Loew v. Minasian

280 N.E.2d 688 | Mass. | 1972

361 Mass. 390 (1972)
280 N.E.2d 688

ELIAS M. LOEW
vs.
STEPHEN G. MINASIAN & others.

Supreme Judicial Court of Massachusetts, Suffolk.

November 3, 1971.
March 13, 1972.

Present: TAURO, C.J., CUTTER, REARDON, BRAUCHER, & HENNESSEY, JJ.

Arshag A. Mazmanian for the defendants.

Robert L. Caporale for the plaintiff.

REARDON, J.

This amended declaration in contract alleged that the three defendants made a demand note payable to the plaintiff in the amount of $17,500, with interest as provided in the note, on or about September 12, 1968, and have refused to pay the same on a demand made on or about October 1, 1969. A copy of the note was attached to the declaration. The defendants' answers pleaded (1) general denial, (2) payment, (3) lack of consideration, (4) failure of consideration, and (5) denial of genuineness of signatures. The defendants then admitted, by their failure to respond to the plaintiff's notice to admit facts, G.L.c. 231, § 69, (1) that the signatures on the note were theirs, (2) that no payments on the note had been made, and (3) that the note was currently in default.[1] The plaintiff then moved for summary *391 judgment under G.L.c. 231, § 59. The motion was accompanied by an affidavit of counsel that in his belief there was no genuine issue of material fact involved in the action. The judge granted the motion for summary judgment, from which the defendants appeal.

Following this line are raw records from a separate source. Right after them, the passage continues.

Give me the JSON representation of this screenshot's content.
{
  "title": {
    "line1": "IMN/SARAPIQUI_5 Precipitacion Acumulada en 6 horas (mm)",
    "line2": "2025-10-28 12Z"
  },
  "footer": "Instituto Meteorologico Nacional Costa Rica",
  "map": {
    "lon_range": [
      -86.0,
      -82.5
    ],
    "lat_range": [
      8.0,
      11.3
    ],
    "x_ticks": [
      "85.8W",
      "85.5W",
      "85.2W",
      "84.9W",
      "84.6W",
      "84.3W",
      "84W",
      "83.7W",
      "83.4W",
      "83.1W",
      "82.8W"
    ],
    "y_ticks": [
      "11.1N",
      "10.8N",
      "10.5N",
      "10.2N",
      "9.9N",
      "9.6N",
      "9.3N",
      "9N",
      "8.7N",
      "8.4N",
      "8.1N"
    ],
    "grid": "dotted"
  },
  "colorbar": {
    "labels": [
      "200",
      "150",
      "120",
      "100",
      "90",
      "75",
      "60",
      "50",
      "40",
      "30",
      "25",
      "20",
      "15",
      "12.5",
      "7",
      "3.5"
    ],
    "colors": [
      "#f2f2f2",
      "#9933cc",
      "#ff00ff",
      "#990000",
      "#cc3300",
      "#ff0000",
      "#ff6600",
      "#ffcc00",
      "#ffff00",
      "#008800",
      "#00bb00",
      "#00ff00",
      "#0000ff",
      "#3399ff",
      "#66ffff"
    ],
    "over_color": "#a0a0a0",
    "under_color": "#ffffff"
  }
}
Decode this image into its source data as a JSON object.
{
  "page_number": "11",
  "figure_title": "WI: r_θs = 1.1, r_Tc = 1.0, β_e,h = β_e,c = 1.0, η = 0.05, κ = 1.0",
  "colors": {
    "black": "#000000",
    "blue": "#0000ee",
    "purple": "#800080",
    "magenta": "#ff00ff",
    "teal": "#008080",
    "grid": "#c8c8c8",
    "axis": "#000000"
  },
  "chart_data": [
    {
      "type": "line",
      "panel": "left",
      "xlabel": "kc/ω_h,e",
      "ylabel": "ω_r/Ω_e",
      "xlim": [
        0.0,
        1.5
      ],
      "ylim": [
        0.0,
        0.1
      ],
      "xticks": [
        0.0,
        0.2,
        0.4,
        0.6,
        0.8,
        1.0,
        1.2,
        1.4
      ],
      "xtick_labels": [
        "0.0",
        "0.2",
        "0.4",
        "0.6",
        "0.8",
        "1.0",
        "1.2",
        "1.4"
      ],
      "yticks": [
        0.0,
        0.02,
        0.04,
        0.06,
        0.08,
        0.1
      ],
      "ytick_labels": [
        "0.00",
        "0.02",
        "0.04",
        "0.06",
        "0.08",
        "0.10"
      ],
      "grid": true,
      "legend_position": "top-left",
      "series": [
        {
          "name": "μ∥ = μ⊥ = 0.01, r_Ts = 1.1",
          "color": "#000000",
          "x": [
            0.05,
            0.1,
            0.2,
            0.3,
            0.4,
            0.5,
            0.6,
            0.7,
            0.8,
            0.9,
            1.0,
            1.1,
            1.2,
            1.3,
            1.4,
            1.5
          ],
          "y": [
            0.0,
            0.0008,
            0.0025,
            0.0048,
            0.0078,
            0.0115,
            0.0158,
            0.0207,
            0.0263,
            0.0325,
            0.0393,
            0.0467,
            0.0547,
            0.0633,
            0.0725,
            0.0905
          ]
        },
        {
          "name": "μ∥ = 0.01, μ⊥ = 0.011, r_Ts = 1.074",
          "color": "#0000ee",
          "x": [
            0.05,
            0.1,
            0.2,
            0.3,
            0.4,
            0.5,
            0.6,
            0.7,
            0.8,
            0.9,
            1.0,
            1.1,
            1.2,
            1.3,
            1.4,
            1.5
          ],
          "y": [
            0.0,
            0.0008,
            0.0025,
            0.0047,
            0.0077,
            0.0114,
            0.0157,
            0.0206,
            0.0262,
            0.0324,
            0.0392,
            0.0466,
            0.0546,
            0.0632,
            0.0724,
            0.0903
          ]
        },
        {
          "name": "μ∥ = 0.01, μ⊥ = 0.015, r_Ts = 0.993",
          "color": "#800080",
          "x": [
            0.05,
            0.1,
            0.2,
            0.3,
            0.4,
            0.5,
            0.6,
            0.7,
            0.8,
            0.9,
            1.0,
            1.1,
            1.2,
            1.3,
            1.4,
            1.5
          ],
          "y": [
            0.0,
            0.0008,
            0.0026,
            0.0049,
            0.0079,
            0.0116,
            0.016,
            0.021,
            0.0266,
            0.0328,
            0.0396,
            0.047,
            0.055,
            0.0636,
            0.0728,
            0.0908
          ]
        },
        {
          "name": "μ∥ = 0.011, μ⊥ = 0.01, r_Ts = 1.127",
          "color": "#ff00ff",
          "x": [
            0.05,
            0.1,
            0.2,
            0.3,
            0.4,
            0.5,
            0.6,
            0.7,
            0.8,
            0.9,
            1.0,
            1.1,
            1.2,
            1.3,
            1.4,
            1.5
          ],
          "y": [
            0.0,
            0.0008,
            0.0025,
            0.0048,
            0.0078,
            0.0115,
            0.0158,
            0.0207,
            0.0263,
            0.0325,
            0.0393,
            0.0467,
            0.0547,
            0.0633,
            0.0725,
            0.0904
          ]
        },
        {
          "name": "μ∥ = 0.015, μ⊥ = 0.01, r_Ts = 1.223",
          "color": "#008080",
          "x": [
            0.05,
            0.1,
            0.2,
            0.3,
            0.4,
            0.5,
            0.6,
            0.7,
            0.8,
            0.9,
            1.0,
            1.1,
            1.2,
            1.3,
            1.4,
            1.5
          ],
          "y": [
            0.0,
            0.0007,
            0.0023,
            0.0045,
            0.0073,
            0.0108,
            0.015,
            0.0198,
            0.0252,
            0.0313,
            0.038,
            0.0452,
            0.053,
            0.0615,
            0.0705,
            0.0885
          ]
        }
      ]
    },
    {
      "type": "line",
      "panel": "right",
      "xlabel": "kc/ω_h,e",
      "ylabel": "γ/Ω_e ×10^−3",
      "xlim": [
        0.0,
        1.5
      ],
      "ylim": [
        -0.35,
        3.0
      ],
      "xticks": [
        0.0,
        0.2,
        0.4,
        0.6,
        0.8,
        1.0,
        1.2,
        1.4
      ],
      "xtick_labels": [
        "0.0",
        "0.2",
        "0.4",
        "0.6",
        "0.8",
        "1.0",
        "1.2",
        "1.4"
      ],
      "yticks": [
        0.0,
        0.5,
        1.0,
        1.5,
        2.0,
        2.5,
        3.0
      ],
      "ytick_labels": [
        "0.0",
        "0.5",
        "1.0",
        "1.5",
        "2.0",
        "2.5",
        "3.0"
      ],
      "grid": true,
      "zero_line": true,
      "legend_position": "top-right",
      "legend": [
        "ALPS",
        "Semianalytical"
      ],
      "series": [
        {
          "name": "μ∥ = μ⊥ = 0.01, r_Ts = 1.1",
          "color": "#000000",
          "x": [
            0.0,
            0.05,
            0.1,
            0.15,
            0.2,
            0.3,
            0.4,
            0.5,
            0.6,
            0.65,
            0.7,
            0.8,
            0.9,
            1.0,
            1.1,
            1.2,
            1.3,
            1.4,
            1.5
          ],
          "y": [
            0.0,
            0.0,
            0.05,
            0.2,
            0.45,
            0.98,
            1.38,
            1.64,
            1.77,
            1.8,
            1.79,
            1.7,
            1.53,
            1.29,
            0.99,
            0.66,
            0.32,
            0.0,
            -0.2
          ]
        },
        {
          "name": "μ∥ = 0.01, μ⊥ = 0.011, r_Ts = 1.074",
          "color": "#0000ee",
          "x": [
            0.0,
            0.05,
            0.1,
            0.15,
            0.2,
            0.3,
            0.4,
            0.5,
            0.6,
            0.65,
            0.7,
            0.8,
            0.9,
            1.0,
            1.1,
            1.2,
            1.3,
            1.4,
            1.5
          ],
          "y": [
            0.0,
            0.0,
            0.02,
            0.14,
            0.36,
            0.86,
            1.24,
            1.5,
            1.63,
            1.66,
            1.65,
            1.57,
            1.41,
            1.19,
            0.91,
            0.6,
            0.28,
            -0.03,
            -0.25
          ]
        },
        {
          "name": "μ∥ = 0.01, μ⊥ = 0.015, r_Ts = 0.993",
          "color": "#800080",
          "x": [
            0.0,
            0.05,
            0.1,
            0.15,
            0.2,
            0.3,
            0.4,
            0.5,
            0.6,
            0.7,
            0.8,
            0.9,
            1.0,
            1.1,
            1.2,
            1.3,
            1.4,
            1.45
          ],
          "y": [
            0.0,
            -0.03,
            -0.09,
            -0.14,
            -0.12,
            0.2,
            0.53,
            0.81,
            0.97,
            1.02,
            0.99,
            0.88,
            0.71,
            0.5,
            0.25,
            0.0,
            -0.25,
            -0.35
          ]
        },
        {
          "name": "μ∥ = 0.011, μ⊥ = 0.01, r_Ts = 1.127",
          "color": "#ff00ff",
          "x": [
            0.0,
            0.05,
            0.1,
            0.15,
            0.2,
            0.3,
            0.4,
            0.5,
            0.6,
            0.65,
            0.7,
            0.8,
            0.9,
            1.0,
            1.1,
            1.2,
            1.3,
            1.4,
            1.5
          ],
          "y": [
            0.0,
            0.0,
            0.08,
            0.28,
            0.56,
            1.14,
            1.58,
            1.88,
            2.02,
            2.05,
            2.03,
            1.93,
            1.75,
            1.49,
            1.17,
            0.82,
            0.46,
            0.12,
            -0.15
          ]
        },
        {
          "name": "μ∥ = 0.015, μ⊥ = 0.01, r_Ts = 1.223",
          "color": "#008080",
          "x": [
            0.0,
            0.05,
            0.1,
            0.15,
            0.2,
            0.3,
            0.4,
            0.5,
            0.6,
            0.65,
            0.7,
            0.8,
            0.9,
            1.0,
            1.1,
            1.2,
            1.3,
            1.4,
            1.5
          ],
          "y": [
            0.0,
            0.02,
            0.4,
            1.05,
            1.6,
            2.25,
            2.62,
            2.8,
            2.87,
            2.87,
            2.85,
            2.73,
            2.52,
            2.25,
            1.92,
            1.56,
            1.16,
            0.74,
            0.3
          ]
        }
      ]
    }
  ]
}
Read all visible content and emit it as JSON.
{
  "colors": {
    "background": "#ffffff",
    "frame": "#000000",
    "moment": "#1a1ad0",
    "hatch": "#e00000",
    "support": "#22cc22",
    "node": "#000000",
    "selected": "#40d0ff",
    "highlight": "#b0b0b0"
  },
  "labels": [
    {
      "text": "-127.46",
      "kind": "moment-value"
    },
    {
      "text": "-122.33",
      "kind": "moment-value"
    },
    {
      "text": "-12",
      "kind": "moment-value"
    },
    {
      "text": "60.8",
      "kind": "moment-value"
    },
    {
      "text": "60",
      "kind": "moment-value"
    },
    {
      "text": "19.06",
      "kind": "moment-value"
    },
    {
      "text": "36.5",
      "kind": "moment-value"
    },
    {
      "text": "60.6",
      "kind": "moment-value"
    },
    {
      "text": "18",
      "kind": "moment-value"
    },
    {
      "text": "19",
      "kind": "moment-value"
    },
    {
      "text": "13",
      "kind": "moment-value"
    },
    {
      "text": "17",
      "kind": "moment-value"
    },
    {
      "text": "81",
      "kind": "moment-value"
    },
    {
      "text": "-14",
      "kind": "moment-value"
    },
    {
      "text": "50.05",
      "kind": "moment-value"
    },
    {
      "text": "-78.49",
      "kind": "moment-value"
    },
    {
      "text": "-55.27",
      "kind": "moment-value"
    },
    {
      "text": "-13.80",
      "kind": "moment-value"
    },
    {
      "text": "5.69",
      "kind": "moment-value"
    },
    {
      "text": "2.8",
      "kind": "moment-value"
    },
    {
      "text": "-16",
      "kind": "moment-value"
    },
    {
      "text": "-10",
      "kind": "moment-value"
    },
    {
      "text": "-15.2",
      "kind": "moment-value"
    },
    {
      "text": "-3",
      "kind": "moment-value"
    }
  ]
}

Under the Uniform Commercial Code, G.L.c. 106, § 3-306 (c) and § 3-307 (2), the plaintiff establishes a prima facie case by producing the instrument and proving the signatures. The defendant then has the burden of proof on defences such as want or failure of consideration, or nondelivery of the instrument. If in this case there were genuine issues of material fact raised by the defendants' affirmative defences, the defendants had the burden of demonstrating this at the hearing on the motion for summary judgment by the methods available under G.L.c. 231, § 59. See Urbano v. Ouimet Stay & Leather Co. 355 Mass. 32, 39-40. It would appear that a prima facie case was made for the plaintiff on the pleadings and the facts admitted. The defendants did not follow up on their contentions that they had legal defences involving lack of delivery of the note, lack of consideration for the note, and failure of consideration. There were no facts presented by the defendants to the judge to bolster these alleged defences. The defendants had ample opportunity at the time of the hearing on the motion to place before the judge the defences which they now argue to us. We consider their failure in this regard to constitute a waiver. It is evident that no attempt has been made by the defendants to implement the defences which they now assert, and in view of that fact the appeal lacks merit.

Order for judgment affirmed.

NOTES

[1] We assume that "default" in this context means merely that the note has not been paid by anyone. See Nylen v. Geeraert, 246 Md. 4, 10. Therefore, the admission does not concede that the defendants had a legal obligation to make the payment.